Une réfutation de l’irrationalité des cultivateurs : Le Roy. Article Fermier de l’Encyclopédie (1756)

On ne peut pas entreprendre de détailler tout ce qu'un fermier doit savoir pour diriger son labourage le mieux qu'il est possible. La théorie de l'agriculture est simple, les principes sont en petit nombre ; mais les circonstances obligent à les modifier de tant de manières, que les règles échappent à travers la foule des exceptions. La vraie science ne peut être enseignée que par la pratique, qui est la grande maîtresse des arts ; & elle n’est donnée dans toute son étendue, qu'à ceux qui sont nés avec du sens & de l’esprit. Pour ceux-là, nous pouvons assurer qu’ils savent beaucoup ; nous oserions presque dire qu’on n'en saura pas plus qu’eux, s’il n'était pas plus utile & plus doux d’espérer toujours des progrès.

Pourquoi les Philosophes, amis de l’humanité, qui ont tenté d'ouvrir des routes nouvelles dans l’agriculture, n'ont-ils pas eu cette opinion raisonnable de nos bons fermiers ? En se familiarisant avec eux, ils auraient trouvé dans des faits constants la solution de leurs problèmes ; ils se seraient épargné beaucoup d’expériences, en s'instruisant de celles qui sont déjà faites : faute de ce soin, ils ont quelquefois marché à tâtons dans un lieu qui n’était point obscur. (...)

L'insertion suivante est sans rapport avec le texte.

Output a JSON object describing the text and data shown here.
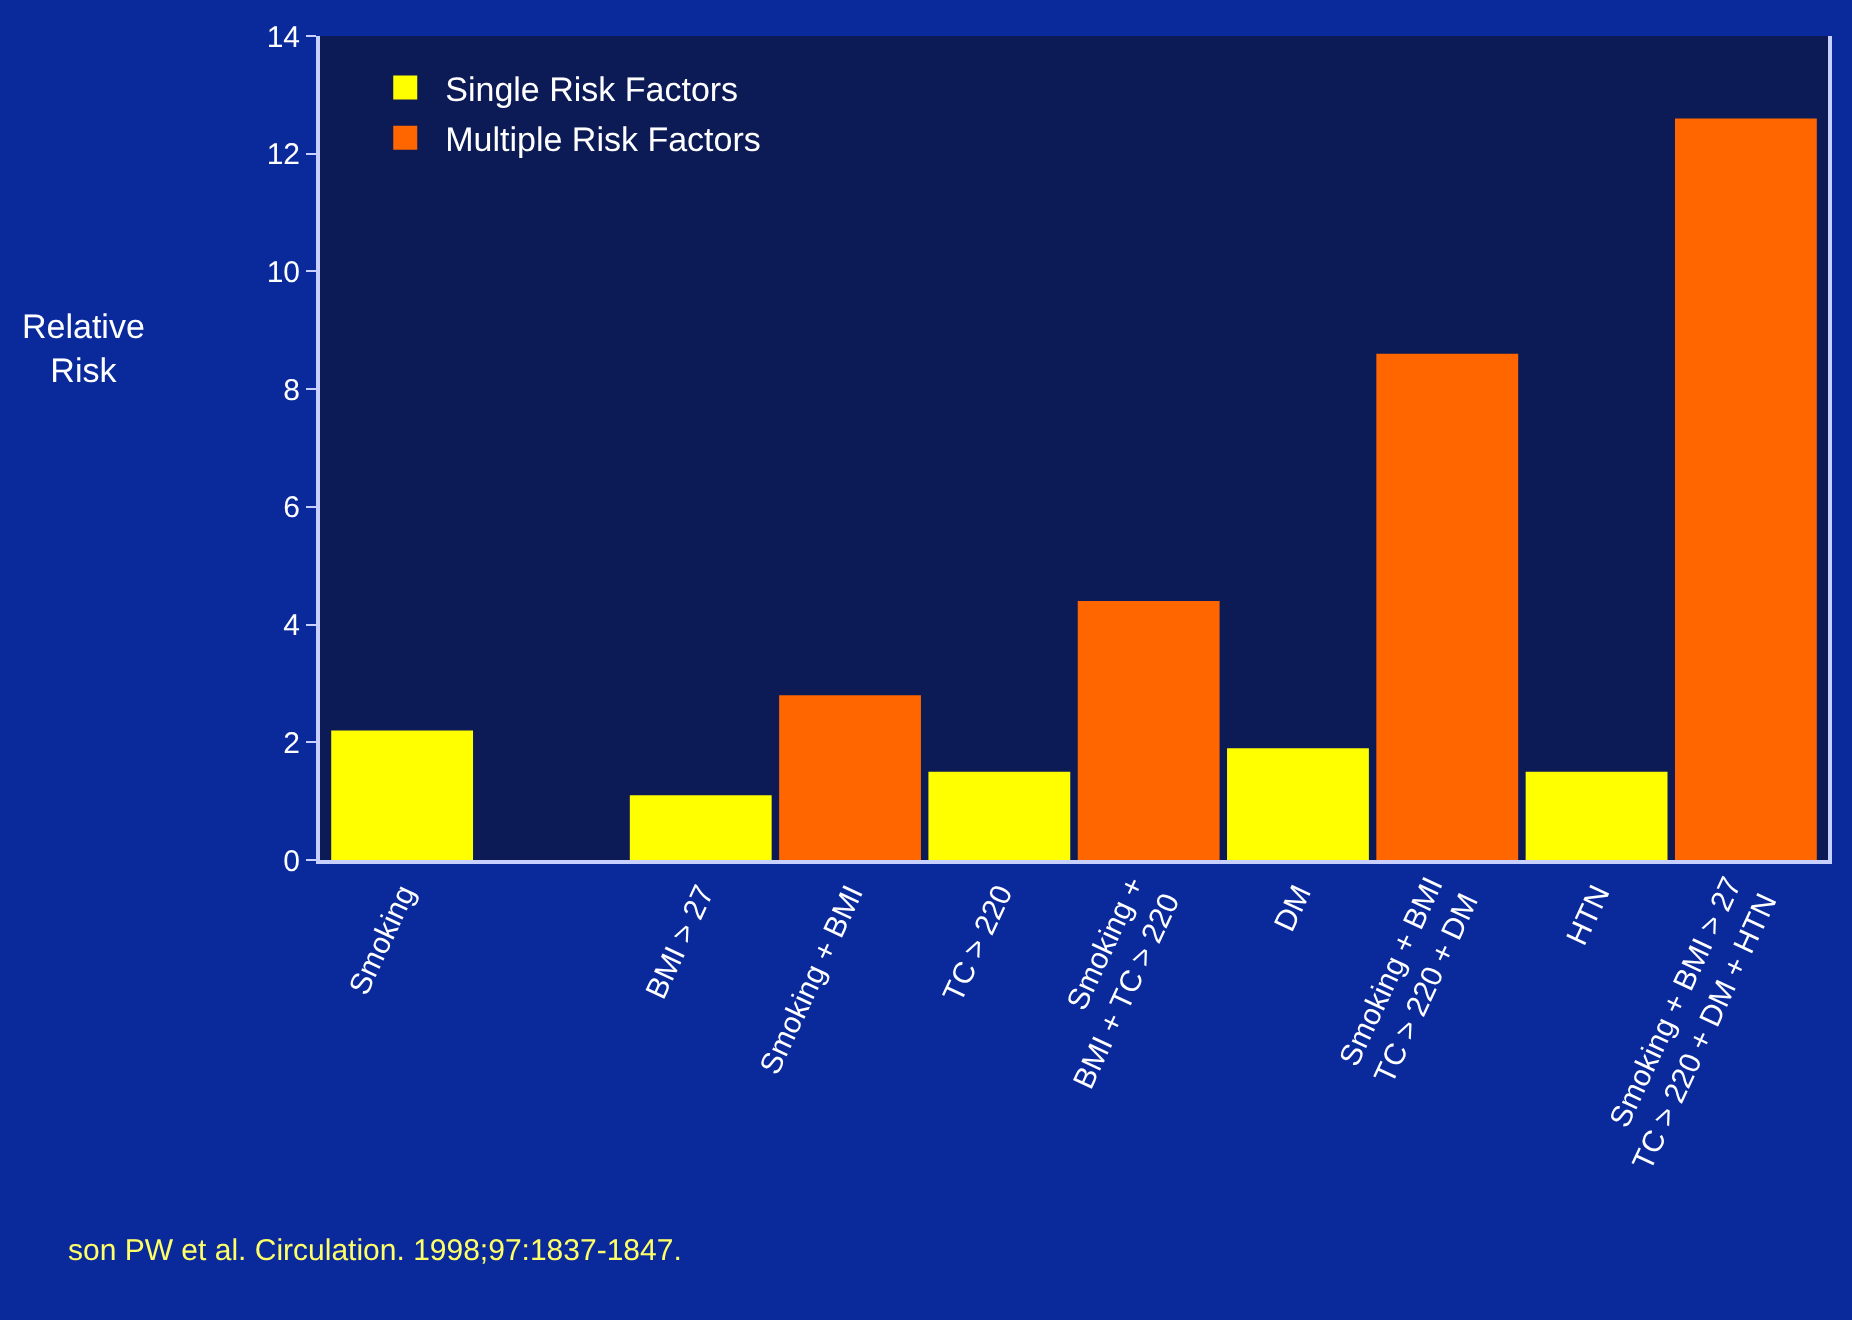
{
  "chart_data": {
    "type": "bar",
    "ylabel": "Relative Risk",
    "categories": [
      "Smoking",
      null,
      "BMI > 27",
      "Smoking + BMI",
      "TC > 220",
      "Smoking +\nBMI + TC > 220",
      "DM",
      "Smoking + BMI\nTC > 220 + DM",
      "HTN",
      "Smoking + BMI > 27\nTC > 220 + DM + HTN"
    ],
    "series": [
      {
        "name": "Single Risk Factors",
        "color": "#ffff00",
        "values": [
          2.2,
          null,
          1.1,
          null,
          1.5,
          null,
          1.9,
          null,
          1.5,
          null
        ]
      },
      {
        "name": "Multiple Risk Factors",
        "color": "#ff6600",
        "values": [
          null,
          null,
          null,
          2.8,
          null,
          4.4,
          null,
          8.6,
          null,
          12.6
        ]
      }
    ],
    "ylim": [
      0,
      14
    ],
    "yticks": [
      0,
      2,
      4,
      6,
      8,
      10,
      12,
      14
    ],
    "grid": false,
    "legend": "top left",
    "annotations": [
      "son PW et al. Circulation. 1998;97:1837-1847."
    ]
  }
}
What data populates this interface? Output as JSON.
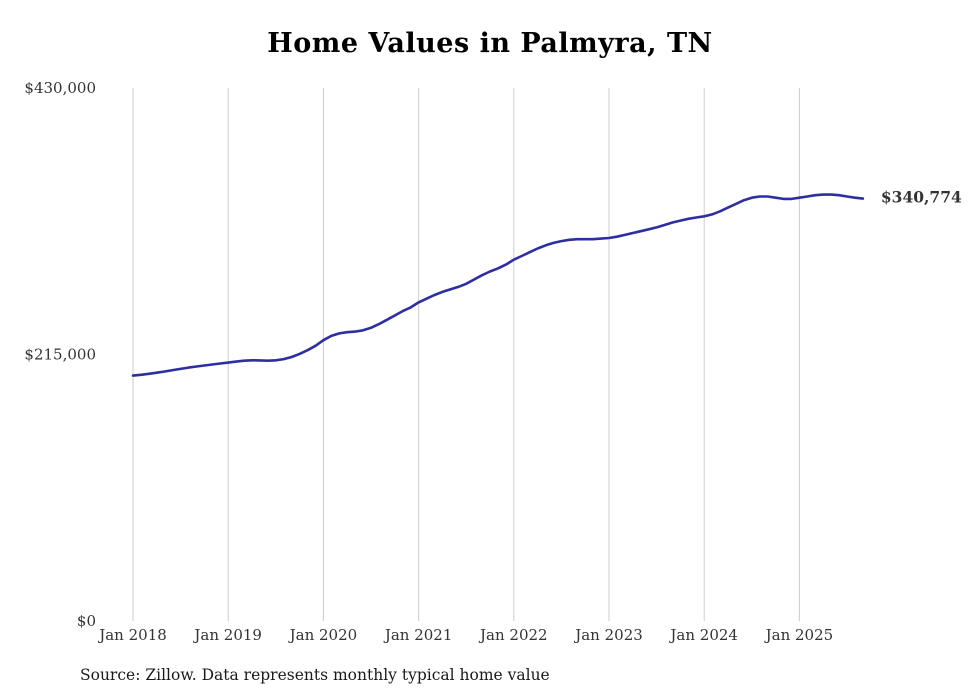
{
  "title": "Home Values in Palmyra, TN",
  "source_note": "Source: Zillow. Data represents monthly typical home value",
  "colors": {
    "line": "#2e2ea2",
    "grid": "#cccccc",
    "axis_text": "#333333",
    "end_label": "#2e2ea2",
    "title": "#000000",
    "background": "#ffffff"
  },
  "chart_data": {
    "type": "line",
    "title": "Home Values in Palmyra, TN",
    "frequency": "monthly",
    "x_start": "Jan 2018",
    "x_end": "Sep 2025",
    "x_tick_labels": [
      "Jan 2018",
      "Jan 2019",
      "Jan 2020",
      "Jan 2021",
      "Jan 2022",
      "Jan 2023",
      "Jan 2024",
      "Jan 2025"
    ],
    "y_ticks": [
      {
        "value": 0,
        "label": "$0"
      },
      {
        "value": 215000,
        "label": "$215,000"
      },
      {
        "value": 430000,
        "label": "$430,000"
      }
    ],
    "ylim": [
      0,
      430000
    ],
    "grid": "vertical-only",
    "legend": "none",
    "end_label": "$340,774",
    "latest_value": 340774,
    "source": "Zillow",
    "series": [
      {
        "name": "Typical home value",
        "values": [
          198000,
          198600,
          199400,
          200300,
          201300,
          202400,
          203400,
          204400,
          205300,
          206100,
          206900,
          207700,
          208500,
          209300,
          210000,
          210300,
          210200,
          210000,
          210300,
          211300,
          213000,
          215500,
          218500,
          222000,
          226500,
          230000,
          232000,
          233000,
          233500,
          234500,
          236500,
          239500,
          243000,
          246500,
          250000,
          253000,
          257000,
          260000,
          263000,
          265500,
          267500,
          269500,
          272000,
          275500,
          279000,
          282000,
          284500,
          287500,
          291500,
          294500,
          297500,
          300500,
          303000,
          305000,
          306500,
          307500,
          308000,
          308000,
          308000,
          308500,
          309000,
          310000,
          311500,
          313000,
          314500,
          316000,
          317500,
          319500,
          321500,
          323000,
          324500,
          325500,
          326500,
          328000,
          330500,
          333500,
          336500,
          339500,
          341500,
          342500,
          342500,
          341500,
          340500,
          340500,
          341500,
          342500,
          343500,
          344000,
          344000,
          343500,
          342500,
          341500,
          340774
        ]
      }
    ]
  }
}
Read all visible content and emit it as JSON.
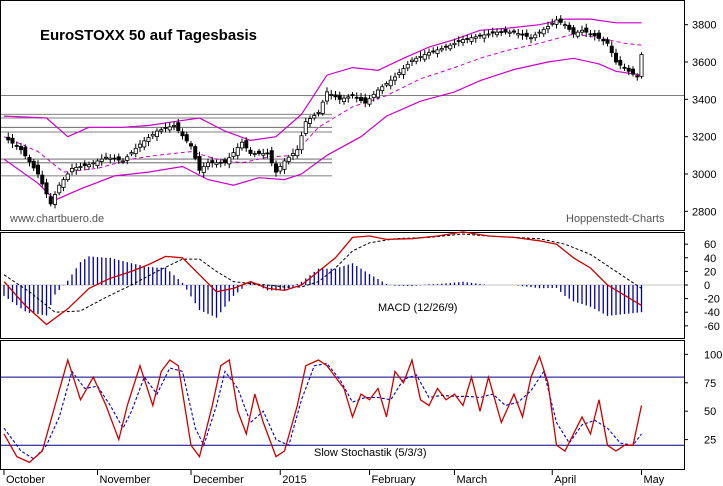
{
  "title": "EuroSTOXX 50 auf Tagesbasis",
  "watermark_left": "www.chartbuero.de",
  "watermark_right": "Hoppenstedt-Charts",
  "colors": {
    "candle": "#000000",
    "bollinger": "#cc00cc",
    "macd_line": "#cc0000",
    "signal_line": "#000000",
    "histogram": "#0000aa",
    "stoch_k": "#cc0000",
    "stoch_d": "#0000cc",
    "levels": "#000080",
    "frame": "#000000"
  },
  "x_axis": {
    "labels": [
      "October",
      "November",
      "December",
      "2015",
      "February",
      "March",
      "April",
      "May"
    ],
    "label_index": [
      0,
      22,
      44,
      65,
      86,
      106,
      129,
      150
    ]
  },
  "chart_data": [
    {
      "type": "candlestick",
      "name": "price",
      "title": "EuroSTOXX 50 auf Tagesbasis",
      "ylim": [
        2700,
        3900
      ],
      "yticks": [
        2800,
        3000,
        3200,
        3400,
        3600,
        3800
      ],
      "support_lines": [
        2990,
        3060,
        3080,
        3225,
        3250,
        3300,
        3320
      ],
      "keyframes_close": [
        [
          0,
          3200
        ],
        [
          4,
          3130
        ],
        [
          8,
          3000
        ],
        [
          11,
          2840
        ],
        [
          13,
          2940
        ],
        [
          16,
          3030
        ],
        [
          20,
          3050
        ],
        [
          24,
          3090
        ],
        [
          28,
          3070
        ],
        [
          32,
          3160
        ],
        [
          36,
          3230
        ],
        [
          40,
          3260
        ],
        [
          44,
          3150
        ],
        [
          46,
          3020
        ],
        [
          48,
          3060
        ],
        [
          52,
          3060
        ],
        [
          56,
          3170
        ],
        [
          58,
          3110
        ],
        [
          62,
          3110
        ],
        [
          64,
          3010
        ],
        [
          66,
          3070
        ],
        [
          69,
          3130
        ],
        [
          71,
          3280
        ],
        [
          74,
          3330
        ],
        [
          76,
          3440
        ],
        [
          79,
          3400
        ],
        [
          82,
          3420
        ],
        [
          85,
          3380
        ],
        [
          88,
          3450
        ],
        [
          92,
          3520
        ],
        [
          96,
          3610
        ],
        [
          100,
          3650
        ],
        [
          104,
          3680
        ],
        [
          108,
          3720
        ],
        [
          112,
          3740
        ],
        [
          116,
          3760
        ],
        [
          120,
          3760
        ],
        [
          124,
          3730
        ],
        [
          128,
          3790
        ],
        [
          130,
          3825
        ],
        [
          132,
          3800
        ],
        [
          134,
          3750
        ],
        [
          136,
          3770
        ],
        [
          139,
          3740
        ],
        [
          142,
          3700
        ],
        [
          144,
          3600
        ],
        [
          147,
          3550
        ],
        [
          149,
          3520
        ],
        [
          150,
          3640
        ]
      ],
      "bollinger_upper": [
        [
          0,
          3310
        ],
        [
          10,
          3300
        ],
        [
          15,
          3200
        ],
        [
          20,
          3250
        ],
        [
          28,
          3250
        ],
        [
          34,
          3260
        ],
        [
          40,
          3280
        ],
        [
          46,
          3300
        ],
        [
          52,
          3230
        ],
        [
          58,
          3180
        ],
        [
          64,
          3200
        ],
        [
          70,
          3320
        ],
        [
          76,
          3530
        ],
        [
          82,
          3570
        ],
        [
          88,
          3555
        ],
        [
          94,
          3620
        ],
        [
          100,
          3680
        ],
        [
          106,
          3720
        ],
        [
          112,
          3770
        ],
        [
          118,
          3780
        ],
        [
          126,
          3800
        ],
        [
          132,
          3830
        ],
        [
          138,
          3830
        ],
        [
          144,
          3810
        ],
        [
          150,
          3810
        ]
      ],
      "bollinger_middle": [
        [
          0,
          3200
        ],
        [
          8,
          3120
        ],
        [
          14,
          3010
        ],
        [
          22,
          3030
        ],
        [
          30,
          3080
        ],
        [
          36,
          3100
        ],
        [
          44,
          3120
        ],
        [
          50,
          3080
        ],
        [
          56,
          3060
        ],
        [
          62,
          3090
        ],
        [
          68,
          3100
        ],
        [
          74,
          3250
        ],
        [
          82,
          3360
        ],
        [
          90,
          3420
        ],
        [
          98,
          3510
        ],
        [
          106,
          3570
        ],
        [
          112,
          3620
        ],
        [
          118,
          3660
        ],
        [
          126,
          3700
        ],
        [
          134,
          3750
        ],
        [
          140,
          3730
        ],
        [
          146,
          3700
        ],
        [
          150,
          3690
        ]
      ],
      "bollinger_lower": [
        [
          0,
          3080
        ],
        [
          8,
          2950
        ],
        [
          12,
          2860
        ],
        [
          18,
          2920
        ],
        [
          26,
          2990
        ],
        [
          34,
          3010
        ],
        [
          42,
          3040
        ],
        [
          48,
          2970
        ],
        [
          54,
          2940
        ],
        [
          60,
          2980
        ],
        [
          66,
          2970
        ],
        [
          70,
          3000
        ],
        [
          76,
          3100
        ],
        [
          84,
          3200
        ],
        [
          90,
          3310
        ],
        [
          98,
          3390
        ],
        [
          106,
          3440
        ],
        [
          112,
          3500
        ],
        [
          120,
          3560
        ],
        [
          128,
          3600
        ],
        [
          134,
          3620
        ],
        [
          140,
          3590
        ],
        [
          144,
          3550
        ],
        [
          150,
          3530
        ]
      ]
    },
    {
      "type": "line",
      "name": "MACD (12/26/9)",
      "ylim": [
        -72,
        72
      ],
      "yticks": [
        60,
        40,
        20,
        0,
        -20,
        -40,
        -60
      ],
      "macd": [
        [
          0,
          5
        ],
        [
          5,
          -30
        ],
        [
          10,
          -58
        ],
        [
          15,
          -35
        ],
        [
          20,
          -5
        ],
        [
          25,
          10
        ],
        [
          30,
          20
        ],
        [
          34,
          30
        ],
        [
          38,
          42
        ],
        [
          42,
          40
        ],
        [
          46,
          15
        ],
        [
          50,
          -10
        ],
        [
          54,
          -5
        ],
        [
          58,
          5
        ],
        [
          62,
          -5
        ],
        [
          66,
          -8
        ],
        [
          70,
          0
        ],
        [
          74,
          20
        ],
        [
          78,
          40
        ],
        [
          82,
          70
        ],
        [
          86,
          72
        ],
        [
          90,
          67
        ],
        [
          96,
          68
        ],
        [
          102,
          72
        ],
        [
          108,
          78
        ],
        [
          114,
          72
        ],
        [
          120,
          70
        ],
        [
          126,
          65
        ],
        [
          130,
          60
        ],
        [
          134,
          40
        ],
        [
          138,
          25
        ],
        [
          142,
          0
        ],
        [
          146,
          -15
        ],
        [
          150,
          -30
        ]
      ],
      "signal": [
        [
          0,
          15
        ],
        [
          6,
          -10
        ],
        [
          12,
          -40
        ],
        [
          18,
          -38
        ],
        [
          24,
          -18
        ],
        [
          30,
          0
        ],
        [
          36,
          20
        ],
        [
          42,
          38
        ],
        [
          46,
          38
        ],
        [
          50,
          20
        ],
        [
          54,
          5
        ],
        [
          58,
          2
        ],
        [
          62,
          0
        ],
        [
          66,
          -3
        ],
        [
          70,
          -3
        ],
        [
          74,
          5
        ],
        [
          78,
          25
        ],
        [
          82,
          50
        ],
        [
          86,
          62
        ],
        [
          92,
          68
        ],
        [
          100,
          70
        ],
        [
          108,
          75
        ],
        [
          114,
          72
        ],
        [
          120,
          70
        ],
        [
          126,
          68
        ],
        [
          132,
          60
        ],
        [
          138,
          45
        ],
        [
          144,
          20
        ],
        [
          150,
          -5
        ]
      ]
    },
    {
      "type": "line",
      "name": "Slow Stochastik (5/3/3)",
      "ylim": [
        0,
        110
      ],
      "yticks": [
        100,
        75,
        50,
        25
      ],
      "levels": [
        80,
        20
      ],
      "k": [
        [
          0,
          30
        ],
        [
          3,
          10
        ],
        [
          6,
          5
        ],
        [
          9,
          15
        ],
        [
          12,
          55
        ],
        [
          15,
          95
        ],
        [
          18,
          60
        ],
        [
          21,
          80
        ],
        [
          24,
          55
        ],
        [
          27,
          25
        ],
        [
          29,
          55
        ],
        [
          32,
          90
        ],
        [
          35,
          55
        ],
        [
          37,
          85
        ],
        [
          39,
          95
        ],
        [
          41,
          90
        ],
        [
          44,
          20
        ],
        [
          46,
          10
        ],
        [
          49,
          55
        ],
        [
          51,
          90
        ],
        [
          53,
          95
        ],
        [
          55,
          50
        ],
        [
          57,
          30
        ],
        [
          59,
          65
        ],
        [
          61,
          40
        ],
        [
          64,
          10
        ],
        [
          66,
          15
        ],
        [
          69,
          55
        ],
        [
          71,
          90
        ],
        [
          74,
          95
        ],
        [
          76,
          90
        ],
        [
          78,
          80
        ],
        [
          80,
          70
        ],
        [
          82,
          45
        ],
        [
          84,
          65
        ],
        [
          86,
          60
        ],
        [
          88,
          70
        ],
        [
          90,
          45
        ],
        [
          92,
          85
        ],
        [
          94,
          75
        ],
        [
          96,
          95
        ],
        [
          98,
          60
        ],
        [
          100,
          55
        ],
        [
          102,
          70
        ],
        [
          104,
          60
        ],
        [
          106,
          65
        ],
        [
          108,
          55
        ],
        [
          110,
          80
        ],
        [
          112,
          50
        ],
        [
          114,
          80
        ],
        [
          117,
          40
        ],
        [
          120,
          65
        ],
        [
          122,
          45
        ],
        [
          124,
          80
        ],
        [
          126,
          98
        ],
        [
          128,
          75
        ],
        [
          130,
          20
        ],
        [
          132,
          15
        ],
        [
          134,
          30
        ],
        [
          136,
          45
        ],
        [
          138,
          30
        ],
        [
          140,
          60
        ],
        [
          142,
          20
        ],
        [
          144,
          15
        ],
        [
          146,
          20
        ],
        [
          148,
          20
        ],
        [
          150,
          55
        ]
      ],
      "d": [
        [
          0,
          35
        ],
        [
          4,
          15
        ],
        [
          7,
          8
        ],
        [
          10,
          20
        ],
        [
          13,
          45
        ],
        [
          16,
          85
        ],
        [
          19,
          70
        ],
        [
          22,
          72
        ],
        [
          25,
          55
        ],
        [
          28,
          35
        ],
        [
          30,
          50
        ],
        [
          33,
          80
        ],
        [
          36,
          65
        ],
        [
          39,
          88
        ],
        [
          42,
          85
        ],
        [
          45,
          35
        ],
        [
          47,
          20
        ],
        [
          50,
          55
        ],
        [
          52,
          85
        ],
        [
          55,
          70
        ],
        [
          58,
          40
        ],
        [
          61,
          50
        ],
        [
          64,
          25
        ],
        [
          67,
          20
        ],
        [
          70,
          60
        ],
        [
          73,
          90
        ],
        [
          76,
          92
        ],
        [
          79,
          78
        ],
        [
          82,
          58
        ],
        [
          85,
          62
        ],
        [
          88,
          62
        ],
        [
          91,
          60
        ],
        [
          94,
          78
        ],
        [
          97,
          82
        ],
        [
          100,
          62
        ],
        [
          103,
          64
        ],
        [
          106,
          63
        ],
        [
          109,
          63
        ],
        [
          112,
          62
        ],
        [
          115,
          65
        ],
        [
          118,
          55
        ],
        [
          121,
          58
        ],
        [
          124,
          68
        ],
        [
          127,
          85
        ],
        [
          130,
          40
        ],
        [
          133,
          22
        ],
        [
          136,
          38
        ],
        [
          139,
          42
        ],
        [
          142,
          35
        ],
        [
          145,
          22
        ],
        [
          148,
          20
        ],
        [
          150,
          30
        ]
      ]
    }
  ]
}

Les cultivateurs philosophes ont encore eu quelquefois un autre tort. Lorsqu’en proposant leurs découvertes ils ont trouvé dans les praticiens de la froideur ou de la répugnance, une vanité peu philosophique leur a fait envisager comme un effet de stupidité ou de mauvaise volonté, une disposition née d'une connaissance intime & profonde qui produit un pressentiment sûr. Les bons fermiers ne sont ni stupides ni malintentionnés ; une vraie science qu'ils doivent à une pratique réfléchie, les défend contre l’enthousiasme des nouveautés. Ce qu’ils savent les met dans le cas de juger promptement & sûrement des choses qui en sont voisines. Ils ne sont point séduits par les préjugés qui se perpétuent dans les livres : ils lisent peu, ils cultivent beaucoup ; & la nature qu'ils observent avec intérêt, mais sans passion, ne les trompe point sur des faits simples.

On voit combien les véritables connaissances en agriculture, dépendent de la pratique, par l’exemple d’un grand nombre de personnes qui ont essayé sans succès de faire valoir leurs terres ; cependant parmi ceux qui ont fait ces tentatives malheureuses, il s’en est trouvé qui ne manquaient ni de sens ni d’esprit, & qui n'avaient pas négligé de s’instruire. Mais où puiser des instructions vraiment utiles, sinon dans la nature ? On se plaint avec raison des livres qui traitent de l’agriculture ; ils ne sont pas bons, mais il est plus aisé de les trouver mauvais que d'en faire de meilleurs. Quelque bien fait que fût un livre en ce genre, il ne parviendrait jamais à donner une forme constante à l’art, parce que la nature ne s'y prête pas. Il faut donc, lorsqu'on porte ses vues sur les progrès de l'agriculture, voir beaucoup en détail & d’une manière suivie, la pratique des fermiers ; il faut souvent leur demander, plus souvent deviner les raisons qui les font agir. Quand on aura mis à cette étude le temps & l'attention nécessaires, on verra peut-être que la science de l’économie rustique est portée très loin par les bons fermiers ; qu’elle n’en existe pas moins, parce qu’il y a beaucoup d’ignorants ; mais qu’en général le courage & l’argent manquent plus que les lumières.

Référence

Le Roy, 1756. Article Fermier. Encyclopédie', vol. 6 : 527-541. Texte intégral]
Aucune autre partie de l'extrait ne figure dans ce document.